1. Kıskançlık ve Öfkenin Psikanalitik Tanımı

  • Kıskançlık: Çalak’a göre, kıskançlık, bireyin sevdiği veya sahip olduğu bir şeyi (bir ilişki, statü, sevgi) bir üçüncü şahıs nedeniyle kaybetme korkusudur (s. 70). Melanie Klein, kıskançlığı hasetten ayırarak, kıskançlığın sevgi nesnesini koruma çabasıyla bağlantılı olduğunu belirtir. Kıskançlık, “Benim olanı benden alma” düşüncesiyle şekillenir ve genellikle üçlü bir ilişki dinamiği içerir (örneğin, eş, sevgili ve rakip).
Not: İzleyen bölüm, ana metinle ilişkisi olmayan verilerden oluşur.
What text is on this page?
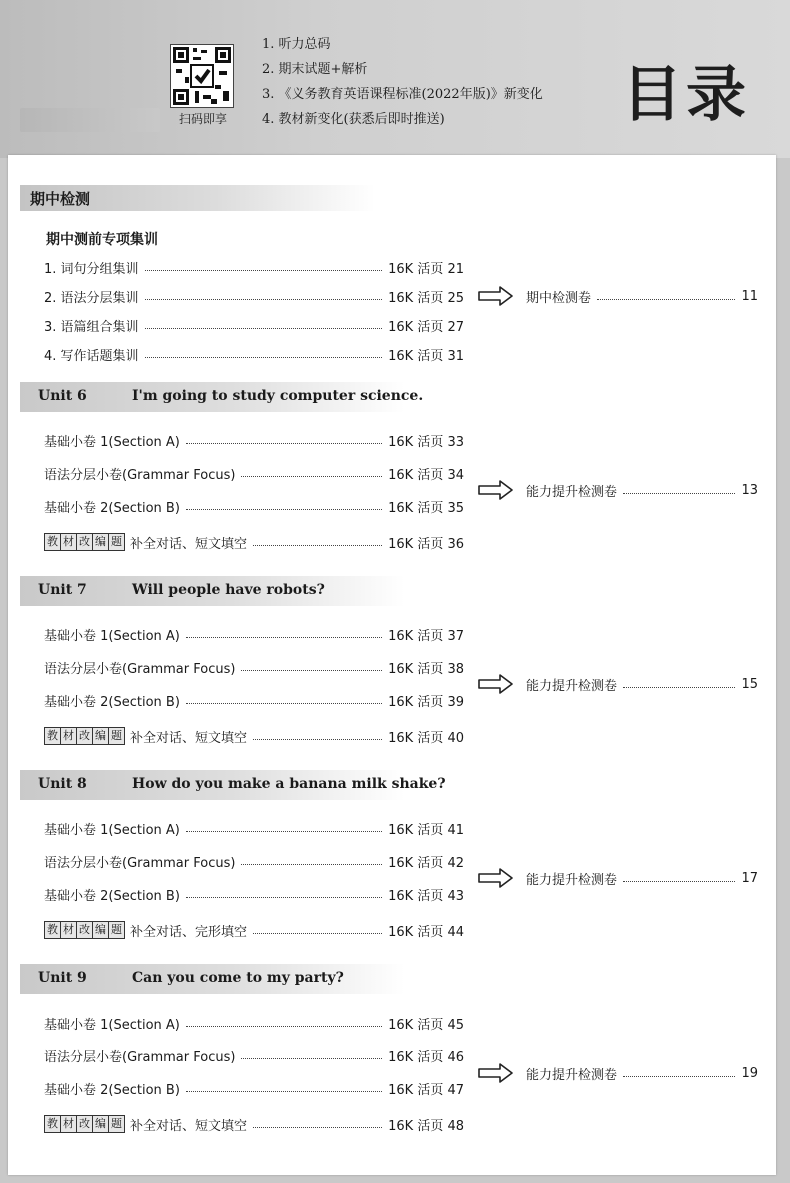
扫码即享
1. 听力总码
2. 期末试题+解析
3. 《义务教育英语课程标准(2022年版)》新变化
4. 教材新变化(获悉后即时推送)	目录
期中检测
期中测前专项集训
1. 词句分组集训	16K 活页 21
2. 语法分层集训	16K 活页 25
3. 语篇组合集训	16K 活页 27
4. 写作话题集训	16K 活页 31
期中检测卷	11
Unit 6	I'm going to study computer science.
基础小卷 1(Section A)	16K 活页 33
语法分层小卷(Grammar Focus)	16K 活页 34
基础小卷 2(Section B)	16K 活页 35
教 材 改 编 题 补全对话、短文填空	16K 活页 36
能力提升检测卷	13
Unit 7	Will people have robots?
基础小卷 1(Section A)	16K 活页 37
语法分层小卷(Grammar Focus)	16K 活页 38
基础小卷 2(Section B)	16K 活页 39
教 材 改 编 题 补全对话、短文填空	16K 活页 40
能力提升检测卷	15
Unit 8	How do you make a banana milk shake?
基础小卷 1(Section A)	16K 活页 41
语法分层小卷(Grammar Focus)	16K 活页 42
基础小卷 2(Section B)	16K 活页 43
教 材 改 编 题 补全对话、完形填空	16K 活页 44
能力提升检测卷	17
Unit 9	Can you come to my party?
基础小卷 1(Section A)	16K 活页 45
语法分层小卷(Grammar Focus)	16K 活页 46
基础小卷 2(Section B)	16K 活页 47
教 材 改 编 题 补全对话、短文填空	16K 活页 48
能力提升检测卷	19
  • Öfke: Öfke, psikanalitik açıdan, engellenmiş arzuların, tehdit algısının veya içsel çatışmaların dışa vurumudur. Çalak, öfkeyi haset enerjisinin bir bileşeni olarak görür (s. 6) ve kıskançlığın öfkeye dönüştüğünü, çünkü kaybetme korkusunun bireyde yoğun bir gerginlik yarattığını savunur. Öfke, kıskançlığın kontrol edilemediği durumlarda yıkıcı bir ifade biçimi olur.

İlişki: Kıskançlık, öfkenin tetikleyici bir kaynağıdır; çünkü birey, sevgi nesnesini kaybetme tehdidiyle karşılaştığında, bu tehdit öfke olarak dışa vurulur. Çalak, kıskançlığın sevgiyle dengelenmediğinde öfkenin şiddetlenerek patolojik hale gelebileceğini (örneğin, paranoid eğilimler veya şiddet) belirtir (s. 73).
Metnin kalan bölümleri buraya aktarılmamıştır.